Stephanie tells me that they will achieve this by moving all operations to biomass boilers, an energy source that has already been implemented at Royal Brackla and Aberfeldy distilleries. The company also has a carbon-capture partnership with Forestry and Land Scotland, helping in the restoration of the peatlands, despite not being a heavy user of peat itself. For Macleod, sustainability is the biggest issue facing the whisky industry in 2021, despite years of attempts to reduce the category’s impact on the environment.
“The whisky industry has always tried to be sustainable, and we’ve always recycled as much water as we possibly can, but we are heavy users of water and we are looking at ways we can use it more efficiently,” Macleod explains. As a result, JD&S is looking to cut its water usage by 25 per cent by 2025 and its greenhouse gases by 50 per cent by the same deadline. “We’ve been on this journey since the early noughties, looking at what our water use is and always having targets. Sure, it’s Scotland, it rains all the time, but we’re starting to see that we do need to worry about it when we’re getting winters with less and less snow.”

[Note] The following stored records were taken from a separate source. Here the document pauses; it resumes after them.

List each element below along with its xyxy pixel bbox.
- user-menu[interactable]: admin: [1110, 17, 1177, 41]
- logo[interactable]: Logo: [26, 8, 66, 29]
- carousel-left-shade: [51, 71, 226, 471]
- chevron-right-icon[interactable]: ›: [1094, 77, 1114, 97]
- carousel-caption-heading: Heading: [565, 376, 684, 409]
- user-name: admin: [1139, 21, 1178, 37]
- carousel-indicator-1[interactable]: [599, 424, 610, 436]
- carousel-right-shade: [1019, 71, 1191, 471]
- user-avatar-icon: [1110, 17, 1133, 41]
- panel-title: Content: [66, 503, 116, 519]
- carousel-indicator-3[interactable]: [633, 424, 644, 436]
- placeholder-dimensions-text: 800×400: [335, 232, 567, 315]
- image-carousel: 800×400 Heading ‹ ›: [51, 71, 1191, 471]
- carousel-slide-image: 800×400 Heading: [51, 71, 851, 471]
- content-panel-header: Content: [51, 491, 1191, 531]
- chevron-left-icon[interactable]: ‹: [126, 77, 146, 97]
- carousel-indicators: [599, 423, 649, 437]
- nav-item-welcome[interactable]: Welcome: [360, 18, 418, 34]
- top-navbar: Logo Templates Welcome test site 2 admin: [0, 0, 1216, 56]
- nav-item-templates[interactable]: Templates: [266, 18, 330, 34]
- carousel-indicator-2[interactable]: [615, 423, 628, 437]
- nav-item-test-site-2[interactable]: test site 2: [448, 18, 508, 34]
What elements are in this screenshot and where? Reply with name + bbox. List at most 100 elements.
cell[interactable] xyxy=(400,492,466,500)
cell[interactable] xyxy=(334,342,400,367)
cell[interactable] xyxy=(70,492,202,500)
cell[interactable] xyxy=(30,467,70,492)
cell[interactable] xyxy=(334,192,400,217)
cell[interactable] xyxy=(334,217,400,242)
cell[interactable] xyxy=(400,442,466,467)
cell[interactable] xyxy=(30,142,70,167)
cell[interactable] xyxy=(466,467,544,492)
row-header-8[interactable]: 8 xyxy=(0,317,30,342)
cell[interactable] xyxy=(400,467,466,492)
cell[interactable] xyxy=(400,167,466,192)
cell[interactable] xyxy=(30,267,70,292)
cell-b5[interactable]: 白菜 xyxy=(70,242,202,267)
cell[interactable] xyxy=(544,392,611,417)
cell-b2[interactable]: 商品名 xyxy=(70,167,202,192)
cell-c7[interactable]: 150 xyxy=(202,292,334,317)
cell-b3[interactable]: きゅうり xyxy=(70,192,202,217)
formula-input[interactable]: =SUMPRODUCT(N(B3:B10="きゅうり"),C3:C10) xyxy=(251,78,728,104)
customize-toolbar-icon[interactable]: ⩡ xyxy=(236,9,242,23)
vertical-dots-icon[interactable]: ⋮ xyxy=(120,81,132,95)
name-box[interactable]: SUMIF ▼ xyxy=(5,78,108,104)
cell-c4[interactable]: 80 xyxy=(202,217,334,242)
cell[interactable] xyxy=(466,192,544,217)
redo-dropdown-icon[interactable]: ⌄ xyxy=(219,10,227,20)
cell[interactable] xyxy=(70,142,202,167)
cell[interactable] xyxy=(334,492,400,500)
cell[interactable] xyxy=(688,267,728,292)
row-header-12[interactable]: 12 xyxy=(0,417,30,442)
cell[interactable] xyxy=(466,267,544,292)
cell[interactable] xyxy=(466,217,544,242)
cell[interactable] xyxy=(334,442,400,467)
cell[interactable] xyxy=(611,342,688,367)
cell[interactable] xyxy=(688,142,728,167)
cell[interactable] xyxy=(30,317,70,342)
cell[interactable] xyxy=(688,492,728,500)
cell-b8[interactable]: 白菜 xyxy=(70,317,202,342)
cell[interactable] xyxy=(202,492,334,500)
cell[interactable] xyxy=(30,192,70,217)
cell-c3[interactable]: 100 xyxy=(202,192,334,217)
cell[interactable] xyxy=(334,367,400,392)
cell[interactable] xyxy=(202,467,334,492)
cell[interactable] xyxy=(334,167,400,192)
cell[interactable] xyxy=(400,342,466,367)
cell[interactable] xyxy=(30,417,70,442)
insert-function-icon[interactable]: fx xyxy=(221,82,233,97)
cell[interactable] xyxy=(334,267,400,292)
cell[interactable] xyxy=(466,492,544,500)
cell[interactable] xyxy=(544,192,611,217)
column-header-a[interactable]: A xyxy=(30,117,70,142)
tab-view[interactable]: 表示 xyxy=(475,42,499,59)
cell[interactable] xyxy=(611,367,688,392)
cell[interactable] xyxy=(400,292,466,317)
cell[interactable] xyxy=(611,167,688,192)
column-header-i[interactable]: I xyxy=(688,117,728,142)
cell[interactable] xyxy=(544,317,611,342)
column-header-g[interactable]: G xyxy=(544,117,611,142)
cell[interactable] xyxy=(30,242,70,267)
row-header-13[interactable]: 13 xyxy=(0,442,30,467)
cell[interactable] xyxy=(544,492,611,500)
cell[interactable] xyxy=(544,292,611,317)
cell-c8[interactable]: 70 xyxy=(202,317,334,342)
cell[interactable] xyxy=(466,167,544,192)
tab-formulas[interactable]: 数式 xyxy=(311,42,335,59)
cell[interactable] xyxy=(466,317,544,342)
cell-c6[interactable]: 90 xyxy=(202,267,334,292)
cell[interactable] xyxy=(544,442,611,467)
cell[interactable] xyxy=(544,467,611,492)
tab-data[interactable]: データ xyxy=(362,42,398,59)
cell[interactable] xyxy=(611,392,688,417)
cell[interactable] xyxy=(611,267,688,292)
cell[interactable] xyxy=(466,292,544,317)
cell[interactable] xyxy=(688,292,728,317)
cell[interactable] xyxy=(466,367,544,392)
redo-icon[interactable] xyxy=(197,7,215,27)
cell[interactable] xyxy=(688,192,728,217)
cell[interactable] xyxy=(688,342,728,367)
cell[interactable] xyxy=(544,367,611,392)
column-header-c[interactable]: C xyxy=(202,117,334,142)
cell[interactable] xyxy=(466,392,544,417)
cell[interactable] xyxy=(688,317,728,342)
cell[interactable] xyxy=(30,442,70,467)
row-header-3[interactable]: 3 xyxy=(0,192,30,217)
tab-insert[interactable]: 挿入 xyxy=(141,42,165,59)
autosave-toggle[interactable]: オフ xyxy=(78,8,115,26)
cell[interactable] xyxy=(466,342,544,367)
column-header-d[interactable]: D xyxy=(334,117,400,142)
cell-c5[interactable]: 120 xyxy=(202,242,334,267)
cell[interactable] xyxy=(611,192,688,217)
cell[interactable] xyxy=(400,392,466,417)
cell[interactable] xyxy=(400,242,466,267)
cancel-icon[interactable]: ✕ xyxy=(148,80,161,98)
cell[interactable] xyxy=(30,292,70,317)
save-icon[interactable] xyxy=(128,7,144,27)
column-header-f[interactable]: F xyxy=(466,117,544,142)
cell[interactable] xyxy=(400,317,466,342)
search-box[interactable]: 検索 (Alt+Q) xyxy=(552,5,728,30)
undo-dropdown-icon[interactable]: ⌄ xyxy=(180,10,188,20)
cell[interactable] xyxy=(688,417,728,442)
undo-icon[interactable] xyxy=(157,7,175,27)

Another big issue in the industry is packaging, she says, sharing that JD&S is trying to use more sustainable sources not just for packaging but its ingredients as well: “We’re pretty much nearly at zero waste to landfill, and we’re hoping to be plastic free by 2030, with secondary packaging down to zero by 2023. I think everyone is now looking for as little packaging as possible for whatever they’re buying.”
It’s not just the SWA’s targets that the company wants to be able to get ahead of; Macleod notes that she is starting to see the expectations of customers changing too. “Our new whisky drinkers are not only into the whisky but also interested in what we’re doing about sustainability,” she says.
Looking forward to the immediate future, the company and brands are both expanding apace. The team is growing, and one new member in particular is exciting Macleod: a young woman transferring from the Bacardi team in India is showing a real aptitude for the sensory side of the business. (She just has to wait to get out of her Covid hotel quarantine before she can finally get to work!)
Elsewhere, there are plans to build a new creative hub – hopefully in the middle of the maturation site – where the team on the ground can mix with the brand team, sit together in a lab environment, play and experiment with the spirit. These are big dreams, targets and plans for what started as one man blending whisky on Perth’s High Street.